Poli – Con “La libertà macchia il cappotto” (ed. All Around), presentato di recente a Poli presso la Biblioteca comunale, alla presenza dell’autore e del critico Roberto Papa, si può affermare senza dubbio che Antonello Loreto ha inventato un nuovo genere letterario: il romanzo sonoro.
Antonello Loreto (L’Aquila,1970), laureato in Giurisprudenza, è stato per vent’anni un manager nel campo dello sviluppo e del marketing. Ha collaborato con l’istituto cinematografico “La lanterna magica” come articolista della rivista mensile interna. Da otto anni si dedica esclusivamente alla scrittura.
Ha esordito nel 2014 con “La favola di Syd, Un’altra scelta” (2016), cui ha fatto seguito “Regina Blues” (2018) e ha diretto la collana di narrativa “Geyser” delle Edizioni Progetto Cultura dedicata ad autori emergenti.
Q (Quentin), il protagonista, è un tipico adolescente del nostro tempo, il suo mito è il tennista John McEnroe, parla una lingua tutta sua influenzata dalla passione per il cinema e per il nadsat di Arancia Meccanica.
Quentin ha vent’anni, gioca a tennis contro un muro e ripercorre con ironia e sarcasmo la sua difficile adolescenza segnata soprattutto dalla prematura scomparsa dei genitori. Convive con una nonna ingombrante, Faustina, e con un pesce rosso, Emilio Salgari, soprannominato il “dadaista”, un amico fidato che lo accompagna nel suo mondo d’evasione. Il ragazzo decide di dare una svolta alla sua scialba esistenza e di abbandonare le certezze di una routine che lo sta consumando giorno dopo giorno tra gli abeti del bosco di Paneveggio, come custode di una malga, immerso negli scenari magici della val di Fiemme e della val di Fassa. In Trentino, Q subisce un ulteriore scossone quando incontra per la prima vota K (Katiuscia) l’amore, che “gli ribalta la vita”, e si compie lo straordinario destino del protagonista che fino all’ultimo resterà sospeso tra sogno e realtà.
Ciò detto, perché con “La libertà macchia il cappotto”, che prende il nome dall’attacco di “I drive the hearse”, un brano dei Porchipain Tri, uno dei più importanti gruppi progressive degli anni Settanta, e che per inciso è il miglior romanzo di Antonello Loreto, fino a ora, nasce il romanzo sonoro?
Per romanzo sonoro non si intende un audiolibro. Un audiolibro è la registrazione audio di un libro letto a voce da uno speaker, da uno o più attori professionisti, o da un motore di sintesi vocale.
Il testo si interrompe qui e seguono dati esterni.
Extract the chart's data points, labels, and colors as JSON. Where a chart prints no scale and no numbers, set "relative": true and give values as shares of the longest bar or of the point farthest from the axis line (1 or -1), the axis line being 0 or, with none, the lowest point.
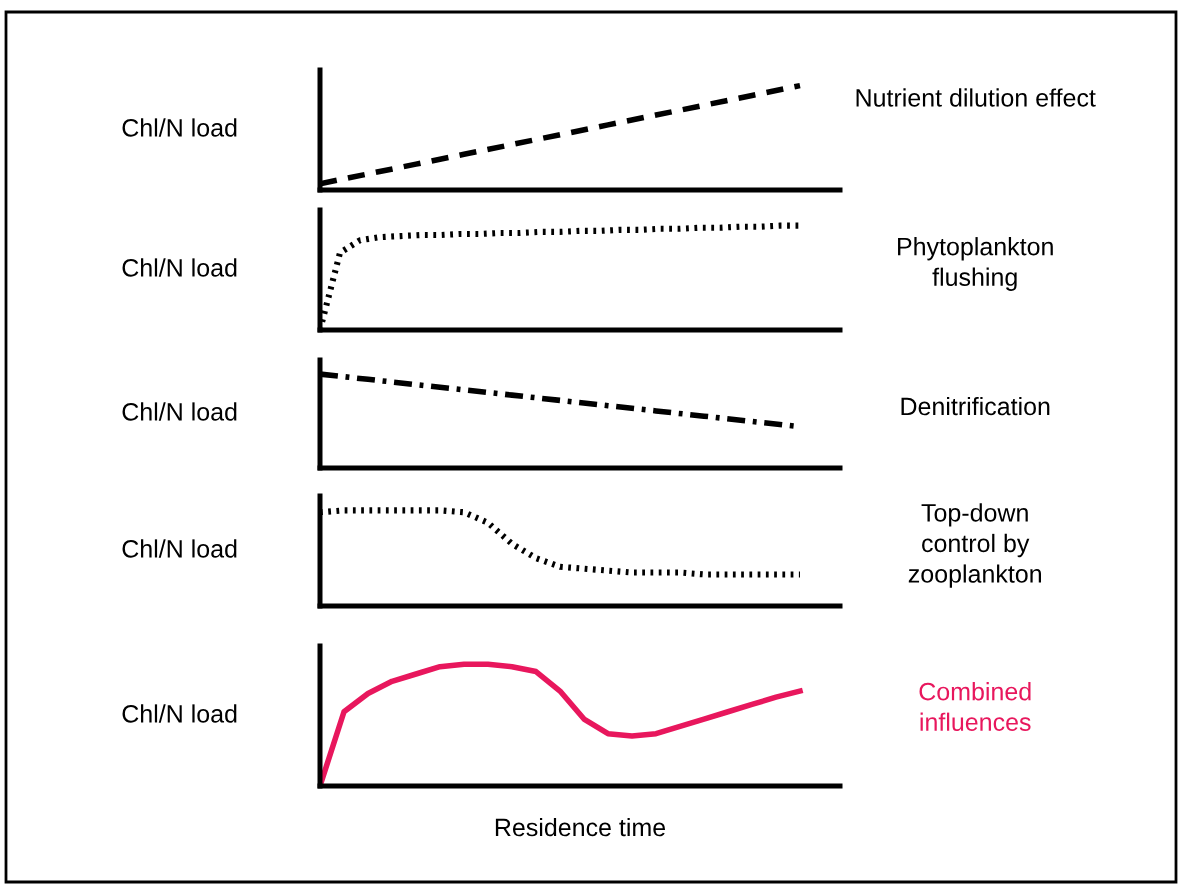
{
  "chart_data": [
    {
      "type": "line",
      "relative": true,
      "ylabel": "Chl/N load",
      "annotations": [
        "Nutrient dilution effect"
      ],
      "categories": [
        null,
        null,
        null,
        null,
        null,
        null,
        null,
        null,
        null,
        null,
        null
      ],
      "series": [
        {
          "color": "#000000",
          "line_style": "dashed",
          "values": [
            0.06,
            0.154,
            0.248,
            0.342,
            0.436,
            0.53,
            0.624,
            0.718,
            0.812,
            0.906,
            1
          ]
        }
      ]
    },
    {
      "type": "line",
      "relative": true,
      "ylabel": "Chl/N load",
      "annotations": [
        "Phytoplankton\nflushing"
      ],
      "categories": [
        null,
        null,
        null,
        null,
        null,
        null,
        null,
        null,
        null,
        null,
        null,
        null,
        null,
        null,
        null,
        null,
        null,
        null,
        null,
        null,
        null,
        null,
        null,
        null,
        null
      ],
      "series": [
        {
          "color": "#000000",
          "line_style": "dotted",
          "values": [
            0,
            0.74,
            0.86,
            0.89,
            0.9,
            0.91,
            0.91,
            0.92,
            0.92,
            0.93,
            0.93,
            0.94,
            0.94,
            0.95,
            0.95,
            0.96,
            0.96,
            0.97,
            0.97,
            0.98,
            0.98,
            0.99,
            0.99,
            1,
            1
          ]
        }
      ]
    },
    {
      "type": "line",
      "relative": true,
      "ylabel": "Chl/N load",
      "annotations": [
        "Denitrification"
      ],
      "categories": [
        null,
        null,
        null,
        null,
        null,
        null,
        null,
        null,
        null,
        null,
        null
      ],
      "series": [
        {
          "color": "#000000",
          "line_style": "dashdot",
          "values": [
            1,
            0.944,
            0.888,
            0.832,
            0.776,
            0.72,
            0.664,
            0.608,
            0.552,
            0.496,
            0.44
          ]
        }
      ]
    },
    {
      "type": "line",
      "relative": true,
      "ylabel": "Chl/N load",
      "annotations": [
        "Top-down\ncontrol by\nzooplankton"
      ],
      "categories": [
        null,
        null,
        null,
        null,
        null,
        null,
        null,
        null,
        null,
        null,
        null,
        null,
        null,
        null,
        null,
        null,
        null,
        null,
        null,
        null,
        null
      ],
      "series": [
        {
          "color": "#000000",
          "line_style": "dotted",
          "values": [
            0.98,
            1,
            1,
            1,
            1,
            1,
            0.98,
            0.87,
            0.65,
            0.5,
            0.41,
            0.39,
            0.37,
            0.35,
            0.35,
            0.35,
            0.33,
            0.33,
            0.33,
            0.33,
            0.33
          ]
        }
      ]
    },
    {
      "type": "line",
      "relative": true,
      "ylabel": "Chl/N load",
      "xlabel": "Residence time",
      "annotations": [
        "Combined\ninfluences"
      ],
      "categories": [
        null,
        null,
        null,
        null,
        null,
        null,
        null,
        null,
        null,
        null,
        null,
        null,
        null,
        null,
        null,
        null,
        null,
        null,
        null,
        null,
        null
      ],
      "series": [
        {
          "color": "#e8175d",
          "line_style": "solid",
          "values": [
            0,
            0.61,
            0.76,
            0.86,
            0.92,
            0.98,
            1,
            1,
            0.98,
            0.94,
            0.78,
            0.55,
            0.43,
            0.41,
            0.43,
            0.49,
            0.55,
            0.61,
            0.67,
            0.73,
            0.78
          ]
        }
      ]
    }
  ]
}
Non sono neppure le “Fiabe sonore”. Chi ricorda quella serie di favole preregistrate pubblicate dalla Fratelli Fabbri Editori tra il 1966 e il 1970?
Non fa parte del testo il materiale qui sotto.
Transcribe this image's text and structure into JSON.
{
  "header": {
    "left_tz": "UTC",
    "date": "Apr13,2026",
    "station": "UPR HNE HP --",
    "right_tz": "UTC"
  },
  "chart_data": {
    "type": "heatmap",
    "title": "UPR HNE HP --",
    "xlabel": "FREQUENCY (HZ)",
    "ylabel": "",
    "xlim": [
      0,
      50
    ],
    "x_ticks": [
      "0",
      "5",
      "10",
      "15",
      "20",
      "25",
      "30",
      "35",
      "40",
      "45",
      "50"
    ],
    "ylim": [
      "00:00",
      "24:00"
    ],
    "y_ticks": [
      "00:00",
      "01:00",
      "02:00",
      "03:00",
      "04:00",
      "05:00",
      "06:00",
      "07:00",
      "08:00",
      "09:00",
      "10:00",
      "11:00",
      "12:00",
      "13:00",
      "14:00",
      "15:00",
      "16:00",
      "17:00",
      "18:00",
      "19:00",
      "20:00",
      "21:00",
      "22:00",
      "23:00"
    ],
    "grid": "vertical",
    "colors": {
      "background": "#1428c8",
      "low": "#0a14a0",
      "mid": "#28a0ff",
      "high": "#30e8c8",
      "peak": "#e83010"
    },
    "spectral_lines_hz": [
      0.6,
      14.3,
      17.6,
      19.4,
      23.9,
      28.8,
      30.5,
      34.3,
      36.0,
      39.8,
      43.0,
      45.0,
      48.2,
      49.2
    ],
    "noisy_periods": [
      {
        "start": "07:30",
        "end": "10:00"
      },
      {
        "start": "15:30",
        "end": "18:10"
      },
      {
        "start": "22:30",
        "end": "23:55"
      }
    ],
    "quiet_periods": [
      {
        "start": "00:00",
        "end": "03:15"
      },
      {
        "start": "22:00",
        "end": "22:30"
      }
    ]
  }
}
La definizione “romanzo sonoro” prende spunto dalla consuetudine ormai consolidata di Loreto di modulare tutti i suoi romanzi intorno a brani musicali, in prevalenza dei gruppi rock progressive degli anni Settanta: Pink Floyd, i Porchipain Tri di Steven Wilson, i Genesis, gli Yes, i King Crimson e tutti gli altri.
Non è la musica che è presente nel romanzo come genere letterario; semmai è il romanzo che è strutturato intorno alla personale, colta e originale play list dello scrittore.
La “voce”, il canto molteplice e organizzato dei diversi personaggi, ciò che al contempo sta fuori e dentro il romanzo, nei libri di Loreto, e soprattutto in questo suo ultimo romanzo, la “voce”, cioè chi racconta (chiunque esso sia), è la musica. Non è la musica a fare da colonna sonora alle parole, è la scrittura che si adegua, si conforma, si rassegna quasi alla musica. “Da ragazzino – diceva di sé il regista britannico Antony Minghella – ero ossessionato dalla musica, dalla scrittura e dal cantare canzoni.” Ci piace immaginare che per Antonello Loreto sia la stessa cosa e che prima si “musica” e poi si “scrive”.